'Deadbeat Dads' Get a Bum Rap
Some things are neither liberal nor conservative. They favor neither Republicans nor Democrats. But they are important nonetheless.
Chief among these nonpartisan concerns were little-remembered passages from the president's State of the Union address and Sen. Marco Rubio's Republican reply. Both had the same message, and both got it wrong.
The president touted the need to help men become good fathers. It was predicated on the urban myth that a large group of fathers abandon their children and refuse to support them.
In fact, this is based upon a racist idea, one to which even the president ascribes: that young black men desert their children with the same reckless abandon that they father them. Hence, the government needs to intervene to teach these "ignorant" victims of society how to behave.
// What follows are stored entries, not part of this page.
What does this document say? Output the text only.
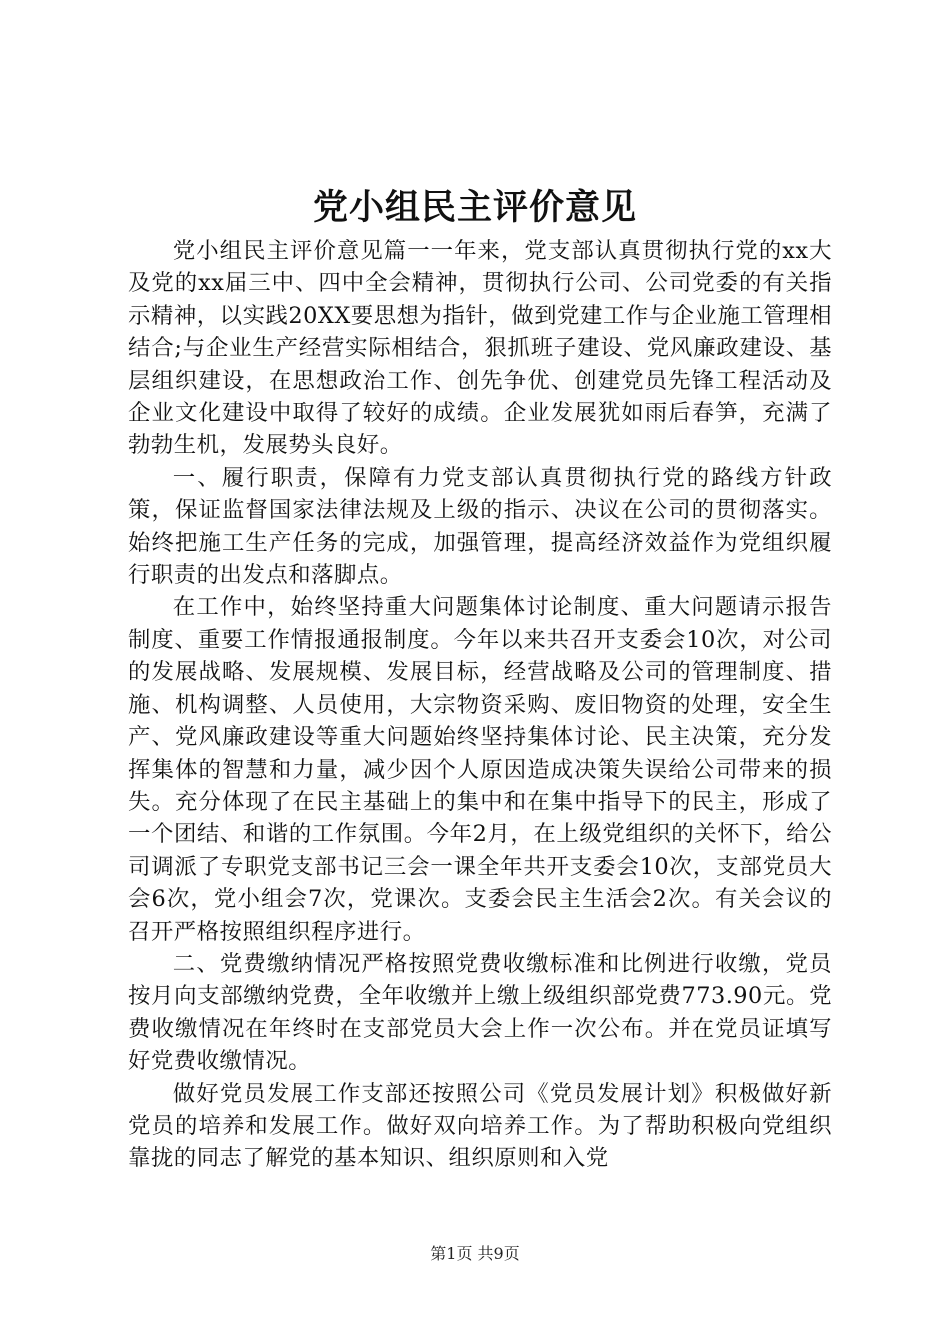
党小组民主评价意见

党小组民主评价意见篇一一年来，党支部认真贯彻执行党的xx大及党的xx届三中、四中全会精神，贯彻执行公司、公司党委的有关指示精神，以实践20XX要思想为指针，做到党建工作与企业施工管理相结合;与企业生产经营实际相结合，狠抓班子建设、党风廉政建设、基层组织建设，在思想政治工作、创先争优、创建党员先锋工程活动及企业文化建设中取得了较好的成绩。企业发展犹如雨后春笋，充满了勃勃生机，发展势头良好。

一、履行职责，保障有力党支部认真贯彻执行党的路线方针政策，保证监督国家法律法规及上级的指示、决议在公司的贯彻落实。始终把施工生产任务的完成，加强管理，提高经济效益作为党组织履行职责的出发点和落脚点。

在工作中，始终坚持重大问题集体讨论制度、重大问题请示报告制度、重要工作情报通报制度。今年以来共召开支委会10次，对公司的发展战略、发展规模、发展目标，经营战略及公司的管理制度、措施、机构调整、人员使用，大宗物资采购、废旧物资的处理，安全生产、党风廉政建设等重大问题始终坚持集体讨论、民主决策，充分发挥集体的智慧和力量，减少因个人原因造成决策失误给公司带来的损失。充分体现了在民主基础上的集中和在集中指导下的民主，形成了一个团结、和谐的工作氛围。今年2月，在上级党组织的关怀下，给公司调派了专职党支部书记三会一课全年共开支委会10次，支部党员大会6次，党小组会7次，党课次。支委会民主生活会2次。有关会议的召开严格按照组织程序进行。

二、党费缴纳情况严格按照党费收缴标准和比例进行收缴，党员按月向支部缴纳党费，全年收缴并上缴上级组织部党费773.90元。党费收缴情况在年终时在支部党员大会上作一次公布。并在党员证填写好党费收缴情况。

做好党员发展工作支部还按照公司《党员发展计划》积极做好新党员的培养和发展工作。做好双向培养工作。为了帮助积极向党组织靠拢的同志了解党的基本知识、组织原则和入党

第1页 共9页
And Rubio agrees. In his response to the president, he decried the breakdown of the family by describing the plight of "mothers all alone, the father of their child long gone."
Now, the problem of a father abandoning his children does exist. But after 35 years as an attorney litigating family-law custody and child-support battles, I have rarely come across a man, black or white, married or not, who, once convinced of his paternity, did not want to be part of his child's life.
The true problem of the modern family is that one parent or the other demonizes his or her former lover and uses the police and the courts to gain exclusive custody. It is not the father who excludes himself from a child, but a system that, in spite of professing neutrality, too often defaults to maternal custody.
Indeed, there are billions in unpaid child support. But much of this money owed is due to the recalcitrance of fathers to pay money to mothers who see their mission as one to exclude fathers from meaningful roles as co-parents. It is a very unusual day when I go to court and one parent wants to give another more time with a child.
Most fathers would gladly buy their children anything so long as they could tuck them into bed three-and-one-half days per week and see the smile on their face when they come home from school. But too many fathers are relegated to weekend fatherhood or less, interacting with their children only when lack of work permits it. And this is often not for lack of desire, but for lack of judicial permission.
Our courts and our legislature need to rethink the concept of "family" in the 21st century. Like it or not, children will increasingly be born out of wedlock or become the victims of wedlock gone wrong.
To this, our courts must respond with less litigation and greater certainty that both parents will receive frequent and continuing contact with their children.
First, we must guarantee that, absent compelling evidence to dispute it, each parent has the right to 50 percent of the custodial time of their child. Once parents understand that courts will most likely award each parent alternating half-weeks or alternating weeks with a child, fewer parents will tie up courts in custody litigation.
And where each parent makes roughly the same amount of money, there will be no "deadbeat dad" with a child-support debt because there will be no need for child support.
Indeed, fathers will be more willing to buy things they give directly to their children rather than to write a check to a child support collection agent.
Now, clearly this will not work in every case. Some parents live too far apart to effectively co-parent. Some parents are too in love with violence or substance abuse to actually love a child. But these are exceptions, not the rule.
And there is no substitute for an intact nuclear family. Where it exists, it must be applauded. But sadly, in too many cases these too, are becoming exceptions, not the rule.
The legislature must broadcast to the state that where a nuclear family is broken, children are best raised by a father and a mother equally sharing the joys and the burdens.